A visit to the U.S. South and South West in wintertime. Links to all pages:

Use of Resources

American power plants' carbon intensity per produced kWh is 360 grams of CO2, well above a European average of 310 grams. Albuquerque, New Mexico.

12 transformers in an alley in downtown Clarksdale, Mississippi. There is a large loss of energy on the way from American power plants to consumers. This is due, among other things, to the fact that the voltage at consumers is only 110 volts, not 220 volts as in Europe. The low voltage causes a large transmission loss.

Almost all power lines are overhead lines. Galbraith wrote in 1958 about "posts for wires that should long since have been put underground" but they are still here. Clarksdale, Mississippi.

The USA is the country without sealing strips. Here is 10 millimeters of free air under the door of my motel room. Outside it is freezing weather and snow. Seen in Cuba, New Mexico.

Only at the Kokopelli Inn, Bluff, Utah, have I seen double doors with sealing strips that could keep heat and cold out.

The original shower with fixtures from 1930 in the Hotel Paisano, Marfa, Texas.

In a shower in the US, you can typically regulate the temperature, but not the amount of water. If you want more or less water, you cannot get it, as there is only one handle to turn. First you get cold water, and if you turn more, you get hot water. The function of standard fixtures has remained unchanged throughout the United States since 1930.

Not to mention toilets (now I do, anyway): In Europe you can choose between flushing 3 or 6 litres. Standard American toilets flush 12 liters of water, every time, even in the middle of a desert.

Air conditioning systems can produce both cold and heat. But how is it mounted? Typically in a leaky window. To the left of the A/C is a 1 x 15 cm crack where cold winter air comes in and keeps the milk cold in a hotel in New York.

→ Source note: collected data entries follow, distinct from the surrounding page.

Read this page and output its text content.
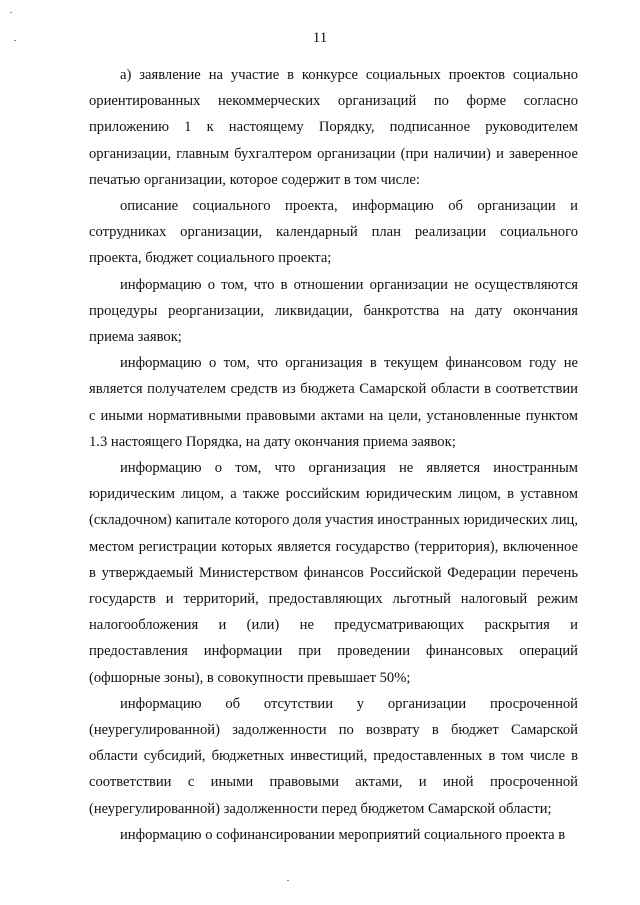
11

а) заявление на участие в конкурсе социальных проектов социально ориентированных некоммерческих организаций по форме согласно приложению 1 к настоящему Порядку, подписанное руководителем организации, главным бухгалтером организации (при наличии) и заверенное печатью организации, которое содержит в том числе:

описание социального проекта, информацию об организации и сотрудниках организации, календарный план реализации социального проекта, бюджет социального проекта;

информацию о том, что в отношении организации не осуществляются процедуры реорганизации, ликвидации, банкротства на дату окончания приема заявок;

информацию о том, что организация в текущем финансовом году не является получателем средств из бюджета Самарской области в соответствии с иными нормативными правовыми актами на цели, установленные пунктом 1.3 настоящего Порядка, на дату окончания приема заявок;

информацию о том, что организация не является иностранным юридическим лицом, а также российским юридическим лицом, в уставном (складочном) капитале которого доля участия иностранных юридических лиц, местом регистрации которых является государство (территория), включенное в утверждаемый Министерством финансов Российской Федерации перечень государств и территорий, предоставляющих льготный налоговый режим налогообложения и (или) не предусматривающих раскрытия и предоставления информации при проведении финансовых операций (офшорные зоны), в совокупности превышает 50%;

информацию об отсутствии у организации просроченной (неурегулированной) задолженности по возврату в бюджет Самарской области субсидий, бюджетных инвестиций, предоставленных в том числе в соответствии с иными правовыми актами, и иной просроченной (неурегулированной) задолженности перед бюджетом Самарской области;

информацию о софинансировании мероприятий социального проекта в
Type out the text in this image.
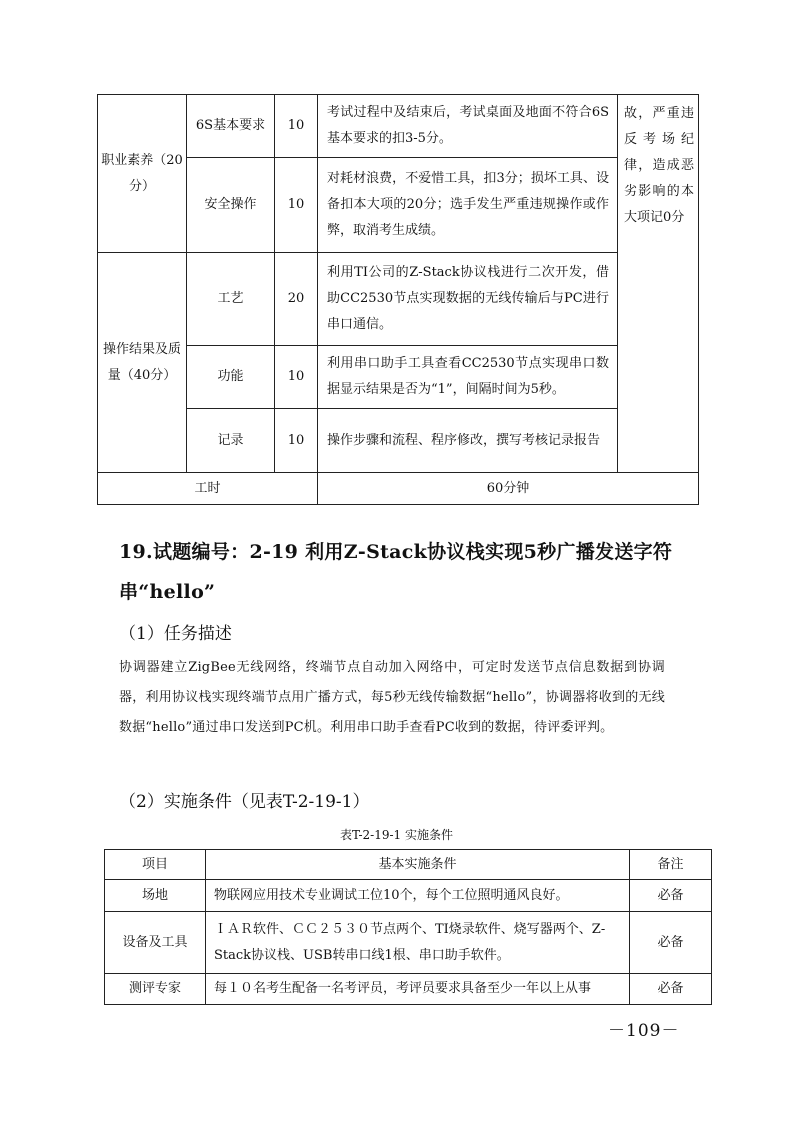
职业素养（20分）	6S基本要求	10	考试过程中及结束后，考试桌面及地面不符合6S基本要求的扣3-5分。	故，严重违反考场纪律，造成恶劣影响的本大项记0分
	安全操作	10	对耗材浪费，不爱惜工具，扣3分；损坏工具、设备扣本大项的20分；选手发生严重违规操作或作弊，取消考生成绩。	
操作结果及质量（40分）	工艺	20	利用TI公司的Z-Stack协议栈进行二次开发，借助CC2530节点实现数据的无线传输后与PC进行串口通信。	
	功能	10	利用串口助手工具查看CC2530节点实现串口数据显示结果是否为“1”，间隔时间为5秒。	
	记录	10	操作步骤和流程、程序修改，撰写考核记录报告	
工时			60分钟	
19.试题编号：2-19 利用Z-Stack协议栈实现5秒广播发送字符串“hello”
（1）任务描述
协调器建立ZigBee无线网络，终端节点自动加入网络中，可定时发送节点信息数据到协调器，利用协议栈实现终端节点用广播方式，每5秒无线传输数据“hello”，协调器将收到的无线数据“hello”通过串口发送到PC机。利用串口助手查看PC收到的数据，待评委评判。
（2）实施条件（见表T-2-19-1）
表T-2-19-1 实施条件
项目	基本实施条件	备注
场地	物联网应用技术专业调试工位10个，每个工位照明通风良好。	必备
设备及工具	ＩＡＲ软件、ＣＣ２５３０节点两个、TI烧录软件、烧写器两个、Z-Stack协议栈、USB转串口线1根、串口助手软件。	必备
测评专家	每１０名考生配备一名考评员，考评员要求具备至少一年以上从事	必备
－109－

Many Americans do not give it a thought that they are wasting resources. I stopped at this gas station and enjoyed a cup of coffee. The black car was idling for at least 10 minutes while the driver stood in the shop talking to the shopkeeper. Blue Ridge Mountains, Tennessee.

Trucks drive faster than other vehicles on the highways. The speed limit is 70 mph (112 km/h), and many go significantly faster. Here's a four-mile climb on Interstate 64 in the Blue Ridge Mountains. The sign calls for trucks to drive no more than 65 mph (105 km/h) uphill.

From Financial Times, 24 February 2023: American cars are much heavier than European ones, and coupled with slow adoption of electrical vehicles (EV) this means they emit twice as much CO2 per mile. The average car weight in Norway is high because of the weight of batteries.